The crisis was induced by the failed policies of the Qatari regime, especially its support of terrorist organizations around the world.
The Qatari regime also spent a lot of money in supporting the Turkish economy which also teeters on the edge of collapse, the media reports said.
According to the Central Bank of Qatar, the foreign currency deficit amounted in July to $3.84 billion, compared with the deficit in June.
Deficit within the banks operating in Qatar reached $92 billion in July, from $88.12 billion in June.
The annual foreign currency deficit rose to 24.2%, according to official figures.
The banks operating in the market needed $154 billion until the end of July to satisfy demand.
Nevertheless, the banks had only $61.98 billion of those needs until the end of July.
Making the necessary foreign currency revenues available is the most outstanding challenge facing the Central Bank of Qatar now.
This challenge was made worse by the Arab boycott of Qatar in 2017. The boycott drove a huge amount of foreign currency out of Qatar.

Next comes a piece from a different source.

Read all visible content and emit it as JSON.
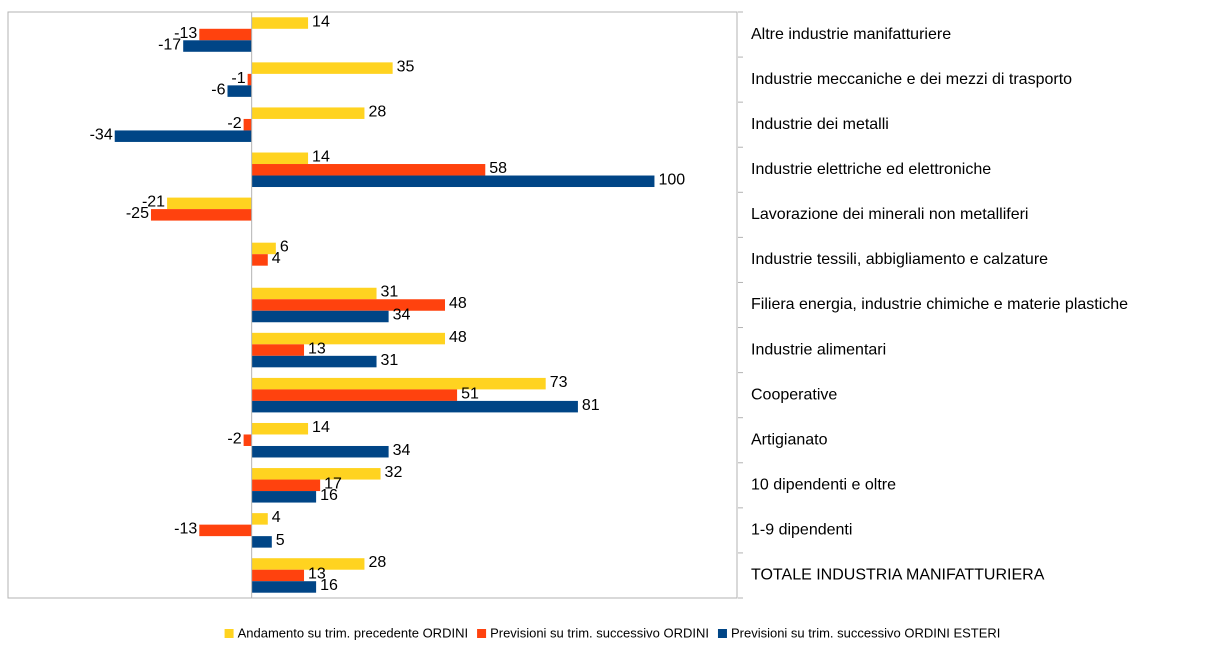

Saudi Arabia; the United Arab Emirates; Bahrain, and Egypt cut off their trade and diplomatic ties with Qatar in June 2017 in protest against Doha’s support to terrorism and terrorist organizations.
This decision has had deep impacts on the Qatari economy and increased risks within the Qatari market.
In March 2018, the International Monetary Fund said that the Central Bank of Qatar had to pay $40 billion to compensate the money that fled the Qatari market.